Nunes Marques levantou dúvidas sobre a veracidade de mensagens — Foto: Jornal Nacional/Reprodução

Nunes Marques levantou dúvidas sobre a veracidade de mensagens — Foto: Jornal Nacional/Reprodução

Nunes Marques afirmou que para comprovar a suspeição de um juiz é preciso demonstrar que o magistrado tenha agido com o objetivo de chegar a determinado resultado e que, para isso, são necessárias provas contundentes que demonstrem que houve irregularidade no processo, o que não ficou provado neste caso.

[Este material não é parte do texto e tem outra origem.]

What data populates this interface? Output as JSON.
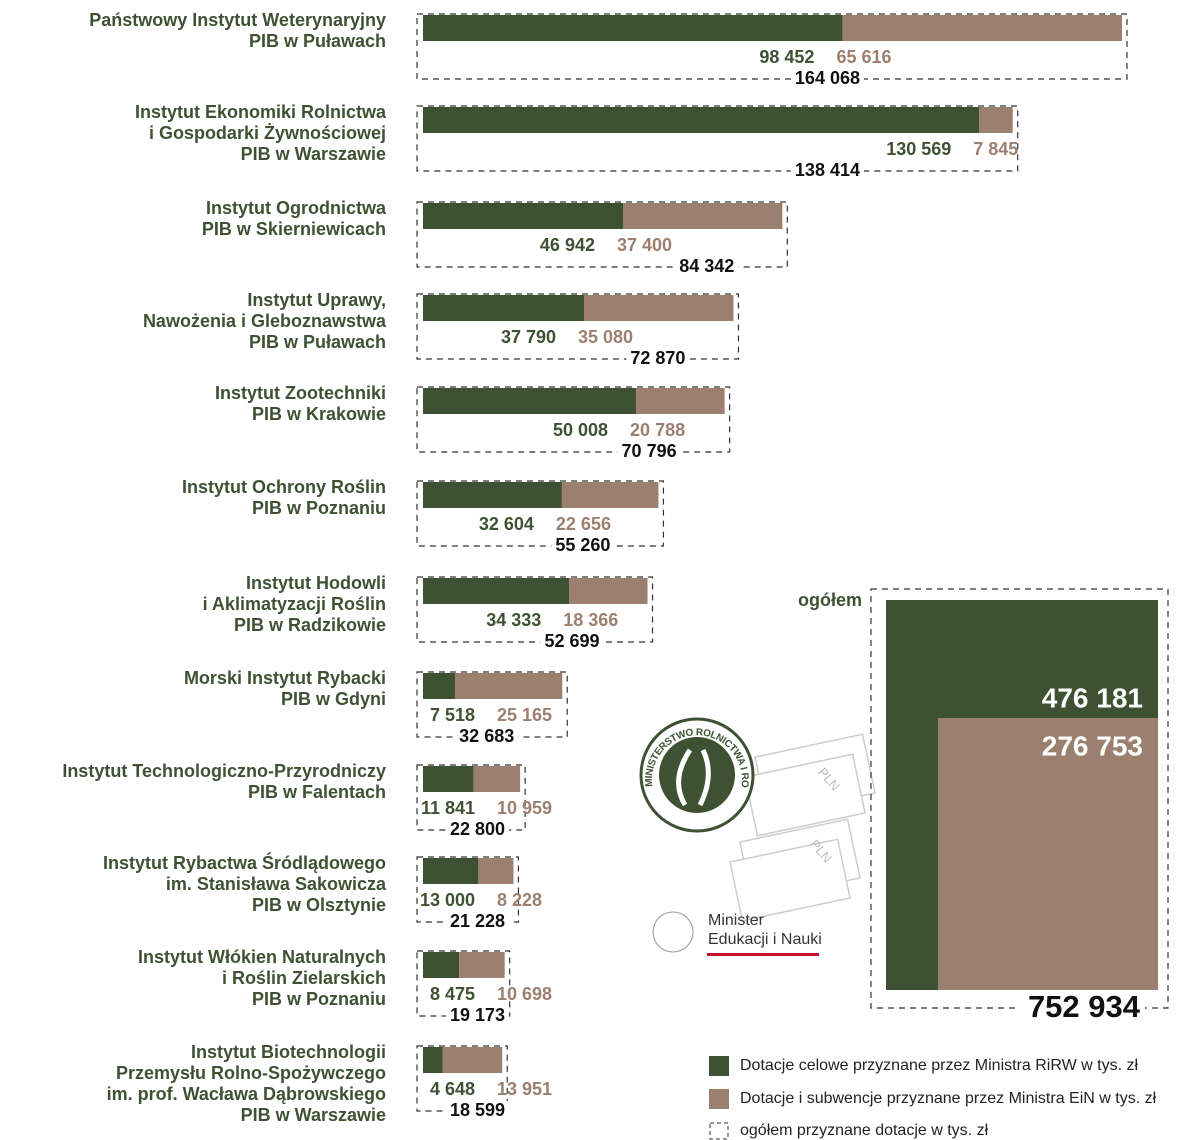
{
  "chart_data": {
    "type": "stacked-bar",
    "categories": [
      [
        "Państwowy Instytut Weterynaryjny",
        "PIB w Puławach"
      ],
      [
        "Instytut Ekonomiki Rolnictwa",
        "i Gospodarki Żywnościowej",
        "PIB w Warszawie"
      ],
      [
        "Instytut Ogrodnictwa",
        "PIB w Skierniewicach"
      ],
      [
        "Instytut Uprawy,",
        "Nawożenia i Gleboznawstwa",
        "PIB w Puławach"
      ],
      [
        "Instytut Zootechniki",
        "PIB w Krakowie"
      ],
      [
        "Instytut Ochrony Roślin",
        "PIB w Poznaniu"
      ],
      [
        "Instytut Hodowli",
        "i Aklimatyzacji Roślin",
        "PIB w Radzikowie"
      ],
      [
        "Morski Instytut Rybacki",
        "PIB w Gdyni"
      ],
      [
        "Instytut Technologiczno-Przyrodniczy",
        "PIB w Falentach"
      ],
      [
        "Instytut Rybactwa Śródlądowego",
        "im. Stanisława Sakowicza",
        "PIB w Olsztynie"
      ],
      [
        "Instytut Włókien Naturalnych",
        "i Roślin Zielarskich",
        "PIB w Poznaniu"
      ],
      [
        "Instytut Biotechnologii",
        "Przemysłu Rolno-Spożywczego",
        "im. prof. Wacława Dąbrowskiego",
        "PIB w Warszawie"
      ]
    ],
    "series": [
      {
        "name": "Dotacje celowe przyznane przez Ministra RiRW w tys. zł",
        "color": "#3e5133",
        "values": [
          98452,
          130569,
          46942,
          37790,
          50008,
          32604,
          34333,
          7518,
          11841,
          13000,
          8475,
          4648
        ],
        "value_labels": [
          "98 452",
          "130 569",
          "46 942",
          "37 790",
          "50 008",
          "32 604",
          "34 333",
          "7 518",
          "11 841",
          "13 000",
          "8 475",
          "4 648"
        ]
      },
      {
        "name": "Dotacje i subwencje przyznane przez Ministra EiN w tys. zł",
        "color": "#9b8070",
        "values": [
          65616,
          7845,
          37400,
          35080,
          20788,
          22656,
          18366,
          25165,
          10959,
          8228,
          10698,
          13951
        ],
        "value_labels": [
          "65 616",
          "7 845",
          "37 400",
          "35 080",
          "20 788",
          "22 656",
          "18 366",
          "25 165",
          "10 959",
          "8 228",
          "10 698",
          "13 951"
        ]
      }
    ],
    "totals": {
      "name": "ogółem przyznane dotacje w tys. zł",
      "values": [
        164068,
        138414,
        84342,
        72870,
        70796,
        55260,
        52699,
        32683,
        22800,
        21228,
        19173,
        18599
      ],
      "value_labels": [
        "164 068",
        "138 414",
        "84 342",
        "72 870",
        "70 796",
        "55 260",
        "52 699",
        "32 683",
        "22 800",
        "21 228",
        "19 173",
        "18 599"
      ]
    },
    "summary": {
      "title": "ogółem",
      "values": [
        476181,
        276753
      ],
      "value_labels": [
        "476 181",
        "276 753"
      ],
      "total": 752934,
      "total_label": "752 934"
    },
    "logos": {
      "ministry": "MINISTERSTWO ROLNICTWA I ROZWOJU WSI",
      "minister": [
        "Minister",
        "Edukacji i Nauki"
      ],
      "currency": "PLN"
    }
  }
}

Nunes Marques concluiu que as mensagens apreendidas pelaoperação Spoofing não podem ser usadas como provas da defesa, porque foram obtidas pela interceptação ilegal de dados dos aparelhos de autoridades – no caso, procuradores que fizeram parte da operação Lava Jato de Curitiba. Para o ministro, usar a troca de mensagens seria como legalizar a atividade hacker no país, e levantou dúvidas sobre a veracidade das mensagens. “Se o hackeamento fosse tolerado como meio para obtenção de provas, ainda que para defender-se, ninguém mais estaria seguro de sua intimidade, de seus bens, da sua liberdade, tudo seria permitido. No caso em exame, as provas da alegada suspeição são arquivos obtidos por hackers, mediante a violação ilícita dos sigilos telefônicos de dezenas de pessoas, conforme descoberto na operação Spoofing, da Polícia Federal”, afirmou Nunes Marques.

O ministro continuou: “Mesmo que fosse juridicamente admissível, utilizasse de diálogos obtidos criminosamente como prova em processo judicial, o que entendo claramente vedado, sem qualquer exceção pela Carta Magna, restaria ainda um enorme problema: pode-se confiar no conteúdo dos arquivos hackeados sem qualquer perícia oficial em contraditório? É fato que, em um diálogo, a supressão e inclusão de uma simples palavra pode mudar todo o seu significado. Como confiar, então, em provas fornecidas por criminosos? Será que uma perícia poderia atestar que as conversas criminosamente interceptadas são autênticas e exatamente fiéis, sem acréscimo ou supressão de qualquer palavra? O que sequer foi feito, não houve perícia”.

” Que vergonhosooooo”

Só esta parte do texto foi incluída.